Par conséquent, une difficulté majeure s’élève face à nous lorsqu’il s’agit de compléter l’étude de récits par une prise en compte de leur environnement idéologique ; comment combler cet abîme entre récit singulier – biographique – et idéologie ?

Une solution consisterait peut-être à réduire cette apparente aporie par une réflexion sociologique d’orientation « matérialiste ». « Un groupe ne pense pas », une idéologie n’a donc pas de réalité en soi. Il faudrait donc définir l’idéologie comme un discours de référence actualisé lors de la production d’un récit. Et nous établirions la distinction suivante :

  1. Une idéologie serait un discours de référence par rapport auquel on construit son récit, auquel on adhère ou non. C’est donc un discours qui n’apparaît qu’au sein d’un autre discours. Une idéologie serait un discours à part entière que sous sa forme militante.

  2. Un discours idéologique serait un discours, en tant que tel, relativement stéréotypé car reproducteur d’une façon de voir le monde, énoncé antérieurement par un ou des autruis significatifs (parents, journalistes, politiciens, professeurs…)..

Un autre axe d’approche de cette question passe par la nature syntaxique ou paradigmatique de cette influence. Le discours de référence est-il déterminant dans la façon dont il présente l’enchaînement des mots et donc des idées ? Est-il déterminant dans sa façon dont il convoque les idées et donc les mots ? Est-ce les deux? Notons enfin qu’en sémiotique narrative la « structure profonde » du récit est à la fois syntaxique (relations) et sémantique (valeurs). Nombre de considérations parmi d’autres qui demanderont un développement ultérieur.

Du prolongement possible

Le choix des trente-cinq jeunes fût établi à partir d’un échantillon plus large de 1600 individus, ayant tous été soumis à un questionnaire préliminaire par téléphone.

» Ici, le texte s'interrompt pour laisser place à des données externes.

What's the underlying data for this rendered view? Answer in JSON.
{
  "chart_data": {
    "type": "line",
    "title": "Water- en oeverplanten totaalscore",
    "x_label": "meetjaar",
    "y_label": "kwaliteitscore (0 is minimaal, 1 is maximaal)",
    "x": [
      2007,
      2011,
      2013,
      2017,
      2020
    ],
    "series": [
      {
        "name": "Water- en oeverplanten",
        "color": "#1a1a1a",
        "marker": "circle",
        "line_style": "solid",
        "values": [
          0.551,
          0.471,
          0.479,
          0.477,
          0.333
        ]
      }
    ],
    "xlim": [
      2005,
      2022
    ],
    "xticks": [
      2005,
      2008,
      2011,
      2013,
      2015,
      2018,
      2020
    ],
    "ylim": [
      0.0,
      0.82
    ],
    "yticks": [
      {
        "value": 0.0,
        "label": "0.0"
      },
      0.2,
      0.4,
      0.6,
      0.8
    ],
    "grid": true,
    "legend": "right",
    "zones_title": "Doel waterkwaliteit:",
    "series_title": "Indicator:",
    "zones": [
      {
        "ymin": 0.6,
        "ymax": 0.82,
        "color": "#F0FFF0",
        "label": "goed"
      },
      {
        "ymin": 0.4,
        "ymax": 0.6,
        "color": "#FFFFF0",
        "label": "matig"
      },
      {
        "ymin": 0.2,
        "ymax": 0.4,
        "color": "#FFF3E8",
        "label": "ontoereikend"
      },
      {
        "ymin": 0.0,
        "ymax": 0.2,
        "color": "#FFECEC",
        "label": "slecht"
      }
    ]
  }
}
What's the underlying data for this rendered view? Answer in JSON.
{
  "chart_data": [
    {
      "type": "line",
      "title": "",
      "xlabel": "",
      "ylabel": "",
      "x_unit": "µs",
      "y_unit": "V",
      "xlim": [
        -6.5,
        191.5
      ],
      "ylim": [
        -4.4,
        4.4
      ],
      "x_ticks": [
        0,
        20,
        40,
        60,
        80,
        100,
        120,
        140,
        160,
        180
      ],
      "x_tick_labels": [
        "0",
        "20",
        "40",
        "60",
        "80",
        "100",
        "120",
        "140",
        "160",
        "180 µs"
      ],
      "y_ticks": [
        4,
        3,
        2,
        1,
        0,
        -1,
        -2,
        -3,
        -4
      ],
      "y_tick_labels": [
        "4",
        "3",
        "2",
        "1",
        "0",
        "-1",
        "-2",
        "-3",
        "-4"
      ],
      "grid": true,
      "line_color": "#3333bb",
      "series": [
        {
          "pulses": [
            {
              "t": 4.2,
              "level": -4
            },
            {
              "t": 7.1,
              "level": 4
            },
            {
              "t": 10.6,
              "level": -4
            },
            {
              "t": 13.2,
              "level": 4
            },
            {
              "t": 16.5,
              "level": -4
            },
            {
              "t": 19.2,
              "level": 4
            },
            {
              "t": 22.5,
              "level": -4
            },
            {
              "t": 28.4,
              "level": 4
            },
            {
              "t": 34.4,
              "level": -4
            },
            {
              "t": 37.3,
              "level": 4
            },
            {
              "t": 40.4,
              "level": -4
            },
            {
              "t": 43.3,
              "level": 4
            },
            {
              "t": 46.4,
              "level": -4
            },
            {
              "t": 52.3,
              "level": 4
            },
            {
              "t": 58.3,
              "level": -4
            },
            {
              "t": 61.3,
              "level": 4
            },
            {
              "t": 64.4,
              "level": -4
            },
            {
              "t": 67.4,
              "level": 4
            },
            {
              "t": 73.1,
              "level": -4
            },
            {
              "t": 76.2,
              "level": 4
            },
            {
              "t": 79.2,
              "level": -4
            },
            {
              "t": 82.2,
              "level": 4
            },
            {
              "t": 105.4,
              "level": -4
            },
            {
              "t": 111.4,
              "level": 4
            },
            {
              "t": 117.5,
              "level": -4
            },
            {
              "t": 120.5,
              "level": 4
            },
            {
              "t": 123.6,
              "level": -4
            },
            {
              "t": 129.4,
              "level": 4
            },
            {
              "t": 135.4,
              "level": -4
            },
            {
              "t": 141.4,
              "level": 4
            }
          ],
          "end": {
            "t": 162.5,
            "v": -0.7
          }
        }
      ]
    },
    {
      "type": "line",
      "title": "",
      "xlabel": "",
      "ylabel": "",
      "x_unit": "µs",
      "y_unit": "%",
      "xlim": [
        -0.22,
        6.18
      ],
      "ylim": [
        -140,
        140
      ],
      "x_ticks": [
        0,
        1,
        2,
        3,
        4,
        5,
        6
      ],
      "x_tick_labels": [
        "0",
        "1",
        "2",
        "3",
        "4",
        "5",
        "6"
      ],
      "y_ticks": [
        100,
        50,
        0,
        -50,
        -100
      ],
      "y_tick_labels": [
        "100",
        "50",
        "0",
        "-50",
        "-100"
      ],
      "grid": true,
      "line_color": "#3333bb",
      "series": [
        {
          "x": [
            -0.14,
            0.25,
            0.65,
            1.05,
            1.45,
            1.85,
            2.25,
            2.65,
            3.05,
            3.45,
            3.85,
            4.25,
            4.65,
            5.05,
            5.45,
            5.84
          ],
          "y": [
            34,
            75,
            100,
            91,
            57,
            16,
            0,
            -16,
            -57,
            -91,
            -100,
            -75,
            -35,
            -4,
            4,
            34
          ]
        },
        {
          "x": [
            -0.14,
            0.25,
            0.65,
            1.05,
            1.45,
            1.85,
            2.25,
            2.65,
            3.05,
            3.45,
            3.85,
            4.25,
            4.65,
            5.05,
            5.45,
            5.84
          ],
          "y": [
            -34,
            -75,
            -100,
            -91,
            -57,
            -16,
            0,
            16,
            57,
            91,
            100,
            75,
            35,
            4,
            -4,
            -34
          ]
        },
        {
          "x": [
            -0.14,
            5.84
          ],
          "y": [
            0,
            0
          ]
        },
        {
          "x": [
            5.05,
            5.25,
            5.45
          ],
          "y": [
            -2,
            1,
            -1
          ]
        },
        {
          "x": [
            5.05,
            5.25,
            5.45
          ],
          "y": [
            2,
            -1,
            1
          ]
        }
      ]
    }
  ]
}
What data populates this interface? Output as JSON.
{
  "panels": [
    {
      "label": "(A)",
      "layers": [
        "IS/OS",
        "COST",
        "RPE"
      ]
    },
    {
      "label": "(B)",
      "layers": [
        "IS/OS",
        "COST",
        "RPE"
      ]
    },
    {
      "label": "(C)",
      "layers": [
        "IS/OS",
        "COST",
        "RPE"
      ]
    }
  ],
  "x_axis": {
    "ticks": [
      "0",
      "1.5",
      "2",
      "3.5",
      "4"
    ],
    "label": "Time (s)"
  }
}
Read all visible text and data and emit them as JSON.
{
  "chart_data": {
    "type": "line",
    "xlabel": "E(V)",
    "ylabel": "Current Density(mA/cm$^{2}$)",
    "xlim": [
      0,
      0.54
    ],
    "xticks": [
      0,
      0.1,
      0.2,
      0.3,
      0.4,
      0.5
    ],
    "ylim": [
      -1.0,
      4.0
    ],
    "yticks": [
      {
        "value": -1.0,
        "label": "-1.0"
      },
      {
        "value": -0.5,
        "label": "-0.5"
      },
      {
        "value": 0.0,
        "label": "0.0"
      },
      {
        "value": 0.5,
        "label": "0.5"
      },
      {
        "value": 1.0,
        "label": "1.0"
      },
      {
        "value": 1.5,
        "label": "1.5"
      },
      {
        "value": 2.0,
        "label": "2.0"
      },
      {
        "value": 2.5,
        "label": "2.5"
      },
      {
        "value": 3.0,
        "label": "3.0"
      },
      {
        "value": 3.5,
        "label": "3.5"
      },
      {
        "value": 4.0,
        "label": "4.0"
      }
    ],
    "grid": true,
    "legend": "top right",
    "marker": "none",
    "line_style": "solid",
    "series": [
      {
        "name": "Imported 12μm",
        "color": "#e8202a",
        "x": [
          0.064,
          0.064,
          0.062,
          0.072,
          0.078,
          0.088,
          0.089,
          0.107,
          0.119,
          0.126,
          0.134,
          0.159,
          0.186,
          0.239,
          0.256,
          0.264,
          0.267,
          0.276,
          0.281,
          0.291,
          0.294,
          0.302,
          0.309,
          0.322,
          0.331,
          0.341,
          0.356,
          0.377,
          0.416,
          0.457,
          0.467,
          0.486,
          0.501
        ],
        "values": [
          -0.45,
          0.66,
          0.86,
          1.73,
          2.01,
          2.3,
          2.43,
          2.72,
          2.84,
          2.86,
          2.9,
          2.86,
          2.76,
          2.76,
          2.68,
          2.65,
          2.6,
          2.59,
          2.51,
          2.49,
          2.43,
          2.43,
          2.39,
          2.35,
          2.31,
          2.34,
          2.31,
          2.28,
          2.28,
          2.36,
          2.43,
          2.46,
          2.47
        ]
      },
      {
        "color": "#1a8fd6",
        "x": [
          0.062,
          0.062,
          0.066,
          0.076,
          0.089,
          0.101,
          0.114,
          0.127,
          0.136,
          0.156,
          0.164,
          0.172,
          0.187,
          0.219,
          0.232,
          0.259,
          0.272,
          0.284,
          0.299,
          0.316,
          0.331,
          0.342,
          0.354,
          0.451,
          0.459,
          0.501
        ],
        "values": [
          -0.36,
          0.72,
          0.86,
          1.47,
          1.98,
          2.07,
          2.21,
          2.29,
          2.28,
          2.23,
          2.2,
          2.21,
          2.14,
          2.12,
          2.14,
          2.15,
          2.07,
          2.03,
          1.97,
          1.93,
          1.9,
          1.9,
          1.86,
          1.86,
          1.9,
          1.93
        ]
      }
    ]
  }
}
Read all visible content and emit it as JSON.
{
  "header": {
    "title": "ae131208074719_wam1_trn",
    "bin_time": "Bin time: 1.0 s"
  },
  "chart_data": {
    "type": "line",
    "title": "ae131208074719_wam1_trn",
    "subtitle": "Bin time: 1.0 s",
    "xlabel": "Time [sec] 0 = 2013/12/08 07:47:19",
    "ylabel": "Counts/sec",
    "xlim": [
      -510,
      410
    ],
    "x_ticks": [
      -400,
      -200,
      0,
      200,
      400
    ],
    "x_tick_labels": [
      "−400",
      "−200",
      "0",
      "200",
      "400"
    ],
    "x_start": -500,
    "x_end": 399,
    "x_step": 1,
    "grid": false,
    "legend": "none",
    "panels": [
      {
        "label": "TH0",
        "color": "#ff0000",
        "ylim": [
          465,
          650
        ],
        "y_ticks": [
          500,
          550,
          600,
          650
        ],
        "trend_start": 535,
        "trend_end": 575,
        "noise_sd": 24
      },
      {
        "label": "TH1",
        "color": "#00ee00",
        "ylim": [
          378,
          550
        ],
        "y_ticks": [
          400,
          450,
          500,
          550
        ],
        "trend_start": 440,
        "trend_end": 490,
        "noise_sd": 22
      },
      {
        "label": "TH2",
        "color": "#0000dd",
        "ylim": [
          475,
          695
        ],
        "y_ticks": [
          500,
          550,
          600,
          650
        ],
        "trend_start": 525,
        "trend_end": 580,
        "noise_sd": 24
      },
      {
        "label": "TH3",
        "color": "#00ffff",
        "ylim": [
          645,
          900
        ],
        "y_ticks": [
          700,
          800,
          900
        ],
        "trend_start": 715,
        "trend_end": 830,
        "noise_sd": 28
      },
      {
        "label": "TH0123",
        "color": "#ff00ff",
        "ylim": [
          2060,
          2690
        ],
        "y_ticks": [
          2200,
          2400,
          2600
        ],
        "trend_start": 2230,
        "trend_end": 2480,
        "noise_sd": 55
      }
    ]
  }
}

Le nombre de trente-cinq entretiens semble de nature à remplir les critères de représentativité exigible dans le cadre d’une démarche qualitative telle que celle-ci. Cependant, la population répondant aux critères définis étant assez large, on pourrait envisager la mise en œuvre d’un questionnaire élaboré à partir des connaissances dégagées (les quatre mondes, la question des temporalités « ouvertes » ou « fermées », etc.). Il s’agirait donc d’étendre l’étude, de façon synchronique, à un échantillon plus large afin de valider ou non la généralisation avancée précédemment.

On pourrait également opter pour l’extension de cette étude par la voie « longitudinale » et donc s’intéresser aux futures relations entre événements, d’une « transition professionnelle » chaotique, et cheminement à travers les différentes « formes identitaires ».

Compte rendu de : D. Demazière & Cl. Dubar, Analyser les entretiens biographiques – L’exemple des récits d’insertion, Nathan, Essais et Recherche, Paris, 1997, 350 p.